« Tout avait péri de ce temps, mais tout renaissait… »
Marcel Proust, à la recherche du temps perdu, la prisonnière, 1923.
Il renaît des parfums défunts et des marques assassinées jadis par la dure loi du marché, à foison ces temps-ci. Dans un sens, je devrais sauter de joie, mais je me demande surtout si c’est bien utile et bien intéressant. Le Galion est l’une de ces résurrections récentes avec une petite dizaine de parfums… Pourquoi autant d’un coup et pas un seul pour tâter le marché ? Vraiment, je trouve que c’est beaucoup. Mais probablement en faut-il pour tous les goûts, du vrai vieillot qui sent le vieillot pour faire légitimité et de vieillot qui fait quand même un peu plus moderne pour séduire un public qui aime « ce qui a l’air vintage » mais sort tout droit de l’usine ?
Sortilège, Le Galion, édition 2014. |
Celui qui m’a intéressé, c’est Sortilège et le hasard incarné par un charmant vendeur m’en a remis un échantillon. Sortilège, c’est LE grand succès de la marque, le seul dont on se souvenait, le seul qui avait un peu la cote auprès des amateurs de vintage*. Sortilège, c’est un très classique aldéhydé floral crée par Paul Vacher en 1936. Forcément, on pense au N°5, mais c’est bien plus doux, un peu plus fleur blanches, même si on reste sur une base aldéhydes-rose-jasmin ultra conventionnelle.
Je ne vais pas comparer avec l’ancien, parce que je ne le connais pas. Le parfum actuel est sent bon le vieillot, le démodé, l'autre époque, la bourgeoisie provinciale élégante, conventionnelle. J’aime beaucoup, personnellement, parce que c’est mon truc, le genre tailleur marine avec broche au revers. Certes, il y a, au nez, un touche de modernité qui finit par pointer, c’est normal et pardonnable, la formule d’époque n’est pas commercialisable, les législations ont changés, ainsi que l’accès aux matières premières.

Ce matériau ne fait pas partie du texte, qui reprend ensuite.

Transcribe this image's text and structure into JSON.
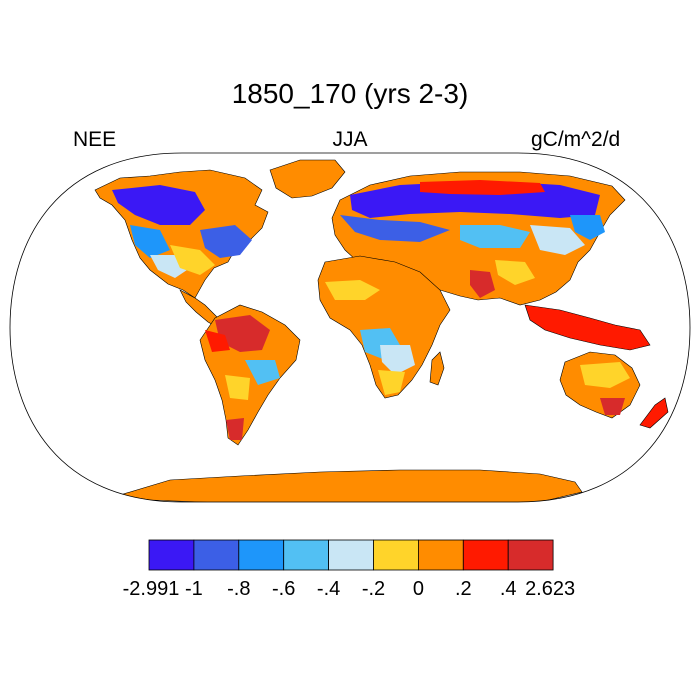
{
  "title": "1850_170 (yrs 2-3)",
  "left_label": "NEE",
  "center_label": "JJA",
  "right_label": "gC/m^2/d",
  "colorbar": {
    "colors": [
      "#3b18f5",
      "#3c5fe6",
      "#1e96fa",
      "#52c0f3",
      "#c9e6f5",
      "#ffd42a",
      "#ff8c00",
      "#ff1a00",
      "#d72b2b"
    ],
    "labels": [
      "-2.991",
      "-1",
      "-.8",
      "-.6",
      "-.4",
      "-.2",
      "0",
      ".2",
      ".4",
      "2.623"
    ]
  },
  "colors": {
    "ocean": "#ffffff",
    "outline": "#000000",
    "default_land": "#ff8c00"
  }
}
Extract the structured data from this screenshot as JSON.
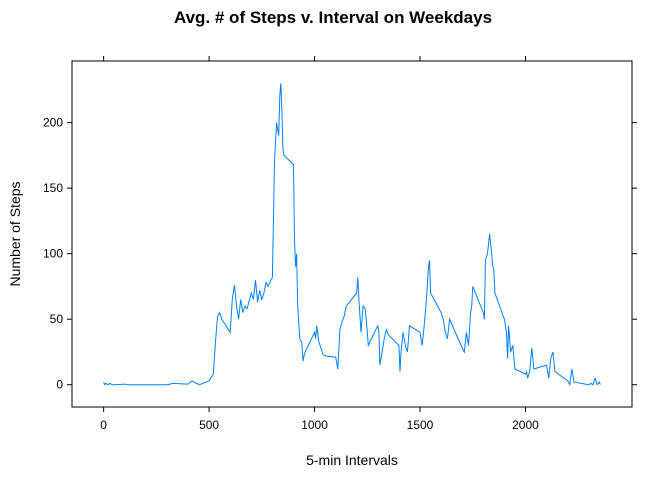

Mais la question que je me pose, c’est pourquoi ? Pourquoi faut-il que cela sorte ? Est-ce que ça présente vraiment un intérêt ? J’ai envie de répondre non, par lassitude des relances. Oui, il y a la question du patrimoine, mais enfin, si certains parfums ont disparus, c’est que l’Histoire à fait un tri. Et des chefs-d’œuvre aldéhydés encore commercialisés, ce n’est pas ça qui manque. Allons plutôt dans les parfumeries les découvrir et les acheter au lieu de les laisser sombrer et de courir par snobisme après des rééditions vendues fort cher.
Sauf que, souvent, les merveilles qui traînent sur les planches du bas des parfumeries sont massacrées à grand coup de reformulations. Madame Rochas, encore beau il y a quelques années, est devenue une infâme lavasse… Alors, finalement, qu’un aldéhydé soit relancé et que la qualité soit au rendez-vous, c’est plutôt une bonne nouvelle.
Sortilège, Paul Vacher pour Le Galion, 1936, réédité en 2014.
*J’exagère un peu, mais pas beaucoup. Il est vrai que j’ai aussi parfois entendu parler de Snob, etc.